Denpasar,Sekilasmedia.com-
Perkelahian antar dua kelompok anak buah kapal (ABK) asal Lombok NTB dan Kupang NTT terjadi di Pelabuhan Benoa, Denpasar Selatan, Bali.
Akibat kejadiannya sejumlah orang mengalami luka luka. Sebanyak 20 orang telah diamankan, 2 orang diantaranya masih ditahan guna penyelidikan lebih lanjut.
Kasi Humas Polresta Denpasar, AKP Ketut Sukadi, Minggu (11/5) membenarkan dengan peristiwa perkelahian itu, terjadi pada Jumat (9/5) pukul 00.30 Wita.
Usai terlibat bentrokan kedua belah pihak saling lapor. Sebagai korban A Aldi (38) dan Buhari (42) asal Lombok NTB, mengalami luka di kepala, melapor ke polisi berdasarkan LP/B/05/V/2025/SPKT, Unit Reskrim Polsek Kwsn Benoa/Polresta/Polda Bali. Pelakunya berinisial RO dan ENS asal NTT.
Sedangkan korban Marthen Tebais asal NTT mengalami luka serius di kepala, menjalani perawatan di Rumah Sakit Surya Husada, melapor ke polisi berdasarkan LP/B/06/V/2025/SPKT Unit Reskrim Polsek Kwsn Pelabuhan Benoa/Polresta/Polda Bali. Yang dilaporkan, AW, AM, BH, SP, YB, BU dan AI.
“Saat kejadian, korban dalam keadaan mabuk minuman keras,” kata AKP Sukadi.
Kronologi berawal saat kelompok ABK asal NTB tiba di Pelabuhan Benoa naik mobil dan turun di Dermaga Barat Selatan atau tepatnya depan Pos II Jalan Ikan Tuna Raya, Benoa.

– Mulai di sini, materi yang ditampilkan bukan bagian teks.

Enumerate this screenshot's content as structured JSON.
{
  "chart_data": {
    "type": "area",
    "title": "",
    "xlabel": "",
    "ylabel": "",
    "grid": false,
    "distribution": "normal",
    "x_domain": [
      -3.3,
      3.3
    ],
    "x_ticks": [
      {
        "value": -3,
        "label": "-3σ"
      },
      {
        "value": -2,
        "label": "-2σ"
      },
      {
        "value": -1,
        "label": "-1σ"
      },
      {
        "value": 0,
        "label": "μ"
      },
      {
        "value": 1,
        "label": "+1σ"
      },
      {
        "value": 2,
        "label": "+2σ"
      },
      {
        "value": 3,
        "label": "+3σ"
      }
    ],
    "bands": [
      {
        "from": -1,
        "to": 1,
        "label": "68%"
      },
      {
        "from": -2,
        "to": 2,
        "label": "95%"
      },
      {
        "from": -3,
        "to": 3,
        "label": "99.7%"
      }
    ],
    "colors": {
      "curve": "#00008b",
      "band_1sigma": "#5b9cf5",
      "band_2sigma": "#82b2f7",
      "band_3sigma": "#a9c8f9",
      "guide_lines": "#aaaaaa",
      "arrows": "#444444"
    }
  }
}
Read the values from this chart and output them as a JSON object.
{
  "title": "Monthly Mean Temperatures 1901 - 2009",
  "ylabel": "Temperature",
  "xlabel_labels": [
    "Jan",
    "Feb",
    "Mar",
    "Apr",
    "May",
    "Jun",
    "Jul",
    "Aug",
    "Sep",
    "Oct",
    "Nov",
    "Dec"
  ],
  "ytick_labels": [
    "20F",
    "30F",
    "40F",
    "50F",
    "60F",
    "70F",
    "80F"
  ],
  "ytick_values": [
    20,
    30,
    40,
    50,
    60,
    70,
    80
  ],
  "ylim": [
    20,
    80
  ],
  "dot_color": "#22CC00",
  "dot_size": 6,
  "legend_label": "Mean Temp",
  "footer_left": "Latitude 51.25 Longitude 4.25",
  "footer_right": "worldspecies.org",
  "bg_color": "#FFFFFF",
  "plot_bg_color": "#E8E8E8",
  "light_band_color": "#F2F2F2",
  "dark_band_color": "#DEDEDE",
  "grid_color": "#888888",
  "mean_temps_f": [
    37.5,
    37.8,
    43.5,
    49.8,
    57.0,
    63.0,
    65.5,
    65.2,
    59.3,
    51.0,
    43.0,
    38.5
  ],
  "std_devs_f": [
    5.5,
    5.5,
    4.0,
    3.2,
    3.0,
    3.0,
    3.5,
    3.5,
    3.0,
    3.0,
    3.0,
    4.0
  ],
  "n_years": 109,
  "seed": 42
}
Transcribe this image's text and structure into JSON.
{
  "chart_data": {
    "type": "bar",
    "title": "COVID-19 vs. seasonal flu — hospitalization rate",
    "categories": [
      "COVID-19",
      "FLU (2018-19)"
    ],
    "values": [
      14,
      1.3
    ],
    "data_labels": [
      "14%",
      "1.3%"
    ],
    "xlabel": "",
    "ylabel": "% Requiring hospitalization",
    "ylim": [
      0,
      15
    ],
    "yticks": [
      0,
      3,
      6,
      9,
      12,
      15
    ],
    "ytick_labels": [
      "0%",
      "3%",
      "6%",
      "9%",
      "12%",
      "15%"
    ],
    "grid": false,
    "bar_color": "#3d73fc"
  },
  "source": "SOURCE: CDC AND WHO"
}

Waktu itu mereka melihat 8 orang ABK NTT sedang minum alkohol di pos.
Mengetahui itu, saksi dan korban membeli makan di sebelah barat pos II, yang tak lama kemudian dihampiri oleh Marthen bersama Ricard Oma dan Ekber Nino. Selanjutnya Marthen mengatakan “kamu nantangin saya, dijawab oleh Arman jika mereka tidak nantagin.
Mendapatkan jawaban itu, tiba tiba Ekber langsung memukul Andika Herliansyah, sedangkan Richard dan teman temanya mengejar saksi dan korban yang lari menuju Kapal Bintang Bahagia 27. Buhari yang saat itu berada di kapal mencoba merelai dengan menghadang Richard dan teman temannya.
Merasa terdesak para ABK asal NTB ini akhirnya melawan, sehingga terjadi perkelahian. Polisi yang menerima laporan bergerak cepat turun ke lokasi dan mengamankan 20 orang serta mensterilkan TKP.
“Kasus ini sudah ditangani Polsek Benoa. Kami menghimbau agar masyarakat ikut bersama sama menjaga kamtibmas di wilayah hukum Polresta Denpasar,” tandasnya.